The UK Financial Conduct Authority (FCA) has recently published its 2016-2017 Business Plan and Budget. The plan outlines the focus areas for the FCA for the coming year and details its annual budget. The FCA has established seven key focus areas for this year, covering pensions, financial crime, advice, wholesale financial markets, culture, innovation and technology and the treatment of existing customers.
Financial Crime
Unsurprisingly, financial crime remains a top priority for the FCA. The regulator has identified several principal activities in this area, including the launch of the new Financial Crime Annual Data Return and a drive to make optimal use of intelligence gathered from whistle-blowers in the financial industry.
Innovation and Technology
The FCA has stated that it sees technology as the foremost driver of change in the financial services industry. It also emphasised that firms must ensure that new technology benefits both the markets and consumers.

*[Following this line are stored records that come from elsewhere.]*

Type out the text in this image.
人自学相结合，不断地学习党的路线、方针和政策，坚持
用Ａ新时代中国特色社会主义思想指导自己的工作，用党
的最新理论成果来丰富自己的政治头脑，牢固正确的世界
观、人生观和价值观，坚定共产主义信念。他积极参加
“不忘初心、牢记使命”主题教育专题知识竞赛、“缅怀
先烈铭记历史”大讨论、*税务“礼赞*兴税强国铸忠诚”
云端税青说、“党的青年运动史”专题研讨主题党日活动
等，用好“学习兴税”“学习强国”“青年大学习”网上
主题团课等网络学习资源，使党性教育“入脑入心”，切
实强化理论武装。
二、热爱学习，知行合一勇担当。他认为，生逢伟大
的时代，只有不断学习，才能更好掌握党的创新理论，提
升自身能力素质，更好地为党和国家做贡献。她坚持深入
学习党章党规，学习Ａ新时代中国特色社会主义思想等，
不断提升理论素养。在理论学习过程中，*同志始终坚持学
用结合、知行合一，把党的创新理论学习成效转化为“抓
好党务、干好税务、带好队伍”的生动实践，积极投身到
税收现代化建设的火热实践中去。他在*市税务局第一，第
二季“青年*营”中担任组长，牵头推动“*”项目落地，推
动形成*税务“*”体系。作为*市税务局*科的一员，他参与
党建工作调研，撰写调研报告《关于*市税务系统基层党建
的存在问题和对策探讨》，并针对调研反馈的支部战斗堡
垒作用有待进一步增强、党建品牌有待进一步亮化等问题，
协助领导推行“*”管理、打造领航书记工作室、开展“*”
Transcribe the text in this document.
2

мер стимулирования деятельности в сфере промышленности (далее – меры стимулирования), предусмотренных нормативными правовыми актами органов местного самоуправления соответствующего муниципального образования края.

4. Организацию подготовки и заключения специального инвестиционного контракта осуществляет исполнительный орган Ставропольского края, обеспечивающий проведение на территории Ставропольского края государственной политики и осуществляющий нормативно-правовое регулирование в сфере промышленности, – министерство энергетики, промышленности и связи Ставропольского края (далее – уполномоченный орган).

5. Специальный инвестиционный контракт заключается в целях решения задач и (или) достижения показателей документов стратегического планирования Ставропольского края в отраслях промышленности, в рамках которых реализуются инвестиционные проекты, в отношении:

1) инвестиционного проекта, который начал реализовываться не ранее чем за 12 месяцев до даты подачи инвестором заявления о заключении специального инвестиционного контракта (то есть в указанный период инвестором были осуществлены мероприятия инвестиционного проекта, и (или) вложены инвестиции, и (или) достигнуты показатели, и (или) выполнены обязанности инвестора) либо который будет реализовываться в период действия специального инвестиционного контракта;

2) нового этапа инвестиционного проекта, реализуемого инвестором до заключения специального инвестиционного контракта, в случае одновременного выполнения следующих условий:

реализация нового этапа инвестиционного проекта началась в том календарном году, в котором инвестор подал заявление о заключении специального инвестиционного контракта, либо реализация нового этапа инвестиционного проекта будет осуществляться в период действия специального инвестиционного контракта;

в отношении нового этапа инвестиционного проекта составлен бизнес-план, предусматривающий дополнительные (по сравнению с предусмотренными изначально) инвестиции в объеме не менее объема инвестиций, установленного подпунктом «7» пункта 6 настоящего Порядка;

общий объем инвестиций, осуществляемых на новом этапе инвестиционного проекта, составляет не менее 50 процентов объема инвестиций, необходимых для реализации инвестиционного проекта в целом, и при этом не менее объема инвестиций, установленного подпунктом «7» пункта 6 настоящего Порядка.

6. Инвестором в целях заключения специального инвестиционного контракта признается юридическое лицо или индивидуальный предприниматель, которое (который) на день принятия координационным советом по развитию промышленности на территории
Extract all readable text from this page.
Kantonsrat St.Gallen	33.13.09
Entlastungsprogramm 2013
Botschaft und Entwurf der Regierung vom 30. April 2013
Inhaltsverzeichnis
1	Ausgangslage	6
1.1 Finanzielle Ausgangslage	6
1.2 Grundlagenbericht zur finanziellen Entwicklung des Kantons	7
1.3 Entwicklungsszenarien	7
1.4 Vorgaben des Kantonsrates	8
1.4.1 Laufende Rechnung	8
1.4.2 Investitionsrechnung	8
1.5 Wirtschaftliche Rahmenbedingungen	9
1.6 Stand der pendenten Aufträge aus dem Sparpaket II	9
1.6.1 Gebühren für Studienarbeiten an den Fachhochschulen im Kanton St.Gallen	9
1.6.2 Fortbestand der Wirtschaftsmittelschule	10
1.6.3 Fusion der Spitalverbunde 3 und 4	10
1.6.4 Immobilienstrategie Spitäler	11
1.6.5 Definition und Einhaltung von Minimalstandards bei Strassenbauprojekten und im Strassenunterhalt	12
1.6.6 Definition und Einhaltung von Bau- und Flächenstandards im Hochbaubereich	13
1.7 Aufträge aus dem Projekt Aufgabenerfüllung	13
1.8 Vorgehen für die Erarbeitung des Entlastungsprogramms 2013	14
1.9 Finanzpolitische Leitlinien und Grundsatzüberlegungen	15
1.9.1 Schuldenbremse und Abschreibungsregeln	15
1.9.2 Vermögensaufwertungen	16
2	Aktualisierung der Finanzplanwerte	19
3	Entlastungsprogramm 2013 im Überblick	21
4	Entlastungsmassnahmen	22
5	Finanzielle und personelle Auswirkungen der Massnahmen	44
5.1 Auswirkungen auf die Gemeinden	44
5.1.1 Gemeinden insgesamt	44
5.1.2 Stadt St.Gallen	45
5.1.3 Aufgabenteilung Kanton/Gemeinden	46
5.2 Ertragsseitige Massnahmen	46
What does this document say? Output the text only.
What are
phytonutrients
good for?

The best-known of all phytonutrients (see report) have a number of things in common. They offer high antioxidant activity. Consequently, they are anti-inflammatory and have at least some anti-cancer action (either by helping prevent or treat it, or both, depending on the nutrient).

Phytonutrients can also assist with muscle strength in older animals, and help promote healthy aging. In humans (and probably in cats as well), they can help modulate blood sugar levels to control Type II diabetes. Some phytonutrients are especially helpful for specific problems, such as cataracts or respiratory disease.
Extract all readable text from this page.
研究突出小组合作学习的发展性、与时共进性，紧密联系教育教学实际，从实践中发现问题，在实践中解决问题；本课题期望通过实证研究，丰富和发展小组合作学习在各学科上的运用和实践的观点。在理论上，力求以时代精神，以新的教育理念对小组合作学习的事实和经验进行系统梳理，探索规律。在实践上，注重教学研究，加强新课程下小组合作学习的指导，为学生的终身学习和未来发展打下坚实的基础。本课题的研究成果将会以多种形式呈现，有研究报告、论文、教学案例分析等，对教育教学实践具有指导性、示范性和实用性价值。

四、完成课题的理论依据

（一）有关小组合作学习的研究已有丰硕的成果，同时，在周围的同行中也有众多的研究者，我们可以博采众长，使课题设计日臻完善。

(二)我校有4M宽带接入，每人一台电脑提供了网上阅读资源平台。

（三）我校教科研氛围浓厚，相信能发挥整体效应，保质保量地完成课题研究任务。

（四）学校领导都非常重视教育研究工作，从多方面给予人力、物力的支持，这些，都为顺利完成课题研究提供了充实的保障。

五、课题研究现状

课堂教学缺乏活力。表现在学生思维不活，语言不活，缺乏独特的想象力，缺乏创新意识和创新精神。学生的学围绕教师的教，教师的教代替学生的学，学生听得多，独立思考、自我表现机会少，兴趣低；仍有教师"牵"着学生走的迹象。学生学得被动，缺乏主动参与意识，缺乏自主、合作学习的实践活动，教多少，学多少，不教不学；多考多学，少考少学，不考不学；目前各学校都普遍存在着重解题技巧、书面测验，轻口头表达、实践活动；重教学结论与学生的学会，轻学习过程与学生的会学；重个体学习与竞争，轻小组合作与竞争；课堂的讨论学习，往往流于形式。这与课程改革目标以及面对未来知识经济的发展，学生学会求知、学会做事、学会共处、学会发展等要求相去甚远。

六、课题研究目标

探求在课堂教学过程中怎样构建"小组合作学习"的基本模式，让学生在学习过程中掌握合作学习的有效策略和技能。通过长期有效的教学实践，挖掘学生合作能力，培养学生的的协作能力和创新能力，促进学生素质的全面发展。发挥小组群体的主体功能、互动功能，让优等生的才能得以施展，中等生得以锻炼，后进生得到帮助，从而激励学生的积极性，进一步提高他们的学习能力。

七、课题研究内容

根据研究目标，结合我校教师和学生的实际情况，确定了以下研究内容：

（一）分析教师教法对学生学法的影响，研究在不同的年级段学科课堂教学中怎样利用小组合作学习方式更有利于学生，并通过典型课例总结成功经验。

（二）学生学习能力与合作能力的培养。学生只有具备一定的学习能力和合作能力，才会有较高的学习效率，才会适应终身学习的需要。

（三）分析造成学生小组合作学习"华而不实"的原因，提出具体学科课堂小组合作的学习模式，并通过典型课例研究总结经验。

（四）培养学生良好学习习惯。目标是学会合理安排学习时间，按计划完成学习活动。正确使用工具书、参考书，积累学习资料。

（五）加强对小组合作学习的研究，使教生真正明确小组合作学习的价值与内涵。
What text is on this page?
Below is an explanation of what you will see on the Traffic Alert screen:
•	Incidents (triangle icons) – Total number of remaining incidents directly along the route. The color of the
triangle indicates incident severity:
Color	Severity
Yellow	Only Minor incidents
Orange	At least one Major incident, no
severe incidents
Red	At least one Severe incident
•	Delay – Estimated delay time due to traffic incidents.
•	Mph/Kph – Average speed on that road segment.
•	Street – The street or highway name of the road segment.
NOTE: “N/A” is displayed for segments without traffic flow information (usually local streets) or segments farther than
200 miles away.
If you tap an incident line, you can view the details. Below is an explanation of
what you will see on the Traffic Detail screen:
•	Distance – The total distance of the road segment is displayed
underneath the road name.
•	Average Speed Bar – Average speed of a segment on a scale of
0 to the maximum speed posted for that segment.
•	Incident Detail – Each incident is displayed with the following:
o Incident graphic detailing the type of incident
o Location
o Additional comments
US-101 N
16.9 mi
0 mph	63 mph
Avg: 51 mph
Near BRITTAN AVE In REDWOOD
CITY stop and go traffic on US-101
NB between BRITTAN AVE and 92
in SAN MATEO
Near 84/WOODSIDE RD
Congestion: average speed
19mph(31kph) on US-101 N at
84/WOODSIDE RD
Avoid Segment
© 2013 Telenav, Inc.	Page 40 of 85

With this focus on technology and innovation, firms will look closely at procuring new back office systems for IFAs from technology firms such as Intelliflo (http://www.intelliflo.com/), in order to position themselves well in terms of compliance, market efficiency and security.
Culture and Governance
The culture within financial firms remains a concern for the FCA, as it believes that internal culture is the key reason for unacceptable risk-taking and financial sector failings. The FCA has dropped the idea of a banking culture review, and instead it is seeking ongoing discussions on culture and governance with individual organisations within the sector.
The FCA will continue to stress the importance of accountability at the individual level and to encourage responsibility for culture changes at senior management level. This drive will be aided by the Senior Managers & Certification Regime (AUTHORITY URL: https://www.fca.org.uk/static/documents/strengthening-accountability-in-banking-slides.pdf), which was introduced in March 2016.
Wholesale Financial Markets
The FCA is working towards the introduction of the Market Abuse Regulation (MAR), aimed at investigating market abuse cases more successfully than currently.
Another focus area within the wholesale financial markets will be to work with firms to identify and control conflicts of interest within the sector.
Its clear from the FCAs plan that the focus remains on tightening up controls around corporate culture, risk-taking and compliance. Robust internal strategies, with strong corporate policies and best-of-breed technology solutions, will be at the heart of these changes for firms in the financial services sector.